Sample | Inhibition halo (diameter-mm) | % Inhibition halo/control |
---|---|---|
BCPs 0.2% Au | 13.4±0.2 | 37 |
BCPs 0.7% Au | 15.4±1.3 | 42 |
BCPs 1% Au | 11.4±0.4 | 31 |
BCPs 2% Au | 15.2±0.6 | 42 |
BCPs 4% Au | 17.9±0.6 | 49 |
BCPs 9% Au | 28.2±3.0 | 78 |
BCPS negative control | 0 | 0 |
Positive control | 36.4±0.4 | NA |
As mentioned above, the antibacterial response of gold nanoparticles is mainly related to particle size, and its relation with the ability to introduce into the cell or associate with the membrane, causing different damages, either by direct mechanisms such as oxidative stress or indirect as the modification of membrane potential. These results are associated with the presence of supported gold nanoparticles in the BCPs. As the concentration of the AuNPs solution was increased, a greater distribution of nanoparticles was observed in the BCPs. Whereas, when the calcium phosphates are treated with thermal treatment (800°C), their antimicrobial capacity disappear, this can be associated with gold nanoparticle degradation resulting from the nucleation and growth phenomena that can occur during the increase in temperature (over 600°C). Different investigations have reported the stability of supported gold nanoparticles in calcium phosphates like HAP but only 600°C. i.e. Wang et al. found that the stabilized gold nanoparticles depend on phosphates groups for temperatures below 400°C and the hydroxyl groups to higher temperatures (below 600°C) [32]. It is important to note that the theoretical temperature of redox reaction during combustion synthesis is around 1035°C [26] but the times of reaction are very short so the kinetic of reaction is not enough to produce destabilization of gold nanoparticles.

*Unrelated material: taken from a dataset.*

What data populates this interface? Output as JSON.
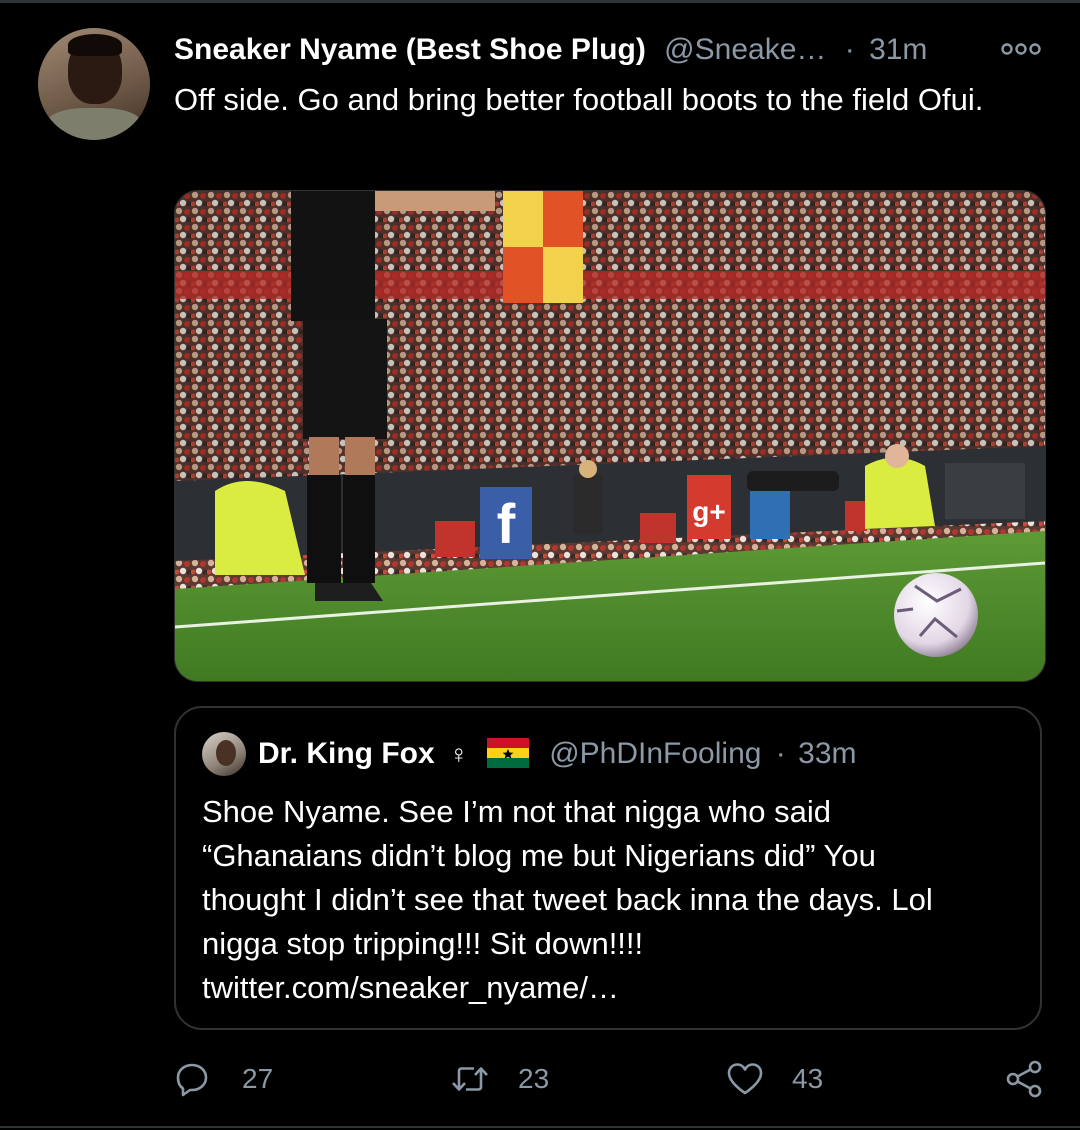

ConclusionBCPs/AuNPs composites were synthesized in a one-step by hybrid combustion synthesis, using glycine as fuel and gold nanoparticles suspension. The conventional synthesis of Au nanoparticles allowed obtaining particles with spherical morphology and adequate dispersion, the media value of nanoparticle size was 4.3nm. XRD showed that biphasic calcium phosphates were obtained with high crystallinity even without thermal treatment. The presence of Au nanoparticles was corroborated by TEM microscopy, where it was possible to see an increase in the size grain of gold nanoparticles. Moreover, the biphasic calcium phosphates showed the presence of porosity in the grains where gold particles were housed. SEM microscopy revealed that the morphology of the particles is granular and the other type flower or plates. These results are directly related to the conditions of combustion synthesis reaction. There is a strong relationship between temperature and gas release with structural and morphological properties. Antimicrobial tests revealed that the phosphates containing AuNPs obtained directly from the combustion reaction exhibited adequate antimicrobial behavior against S. aureus, while the antimicrobial behavior disappears with thermal treatment, possibly due to the destabilization of the nanoparticles. These results enhance the possibility of using the combustion in solution route to obtain calcium phosphate compounds with antimicrobial response even reducing costs by not having to thermally treat the products after reaction.
Authors are very grateful to “Convocatoria Colciencias No. 784 de Estancias Posdoctorales” - Minciencias.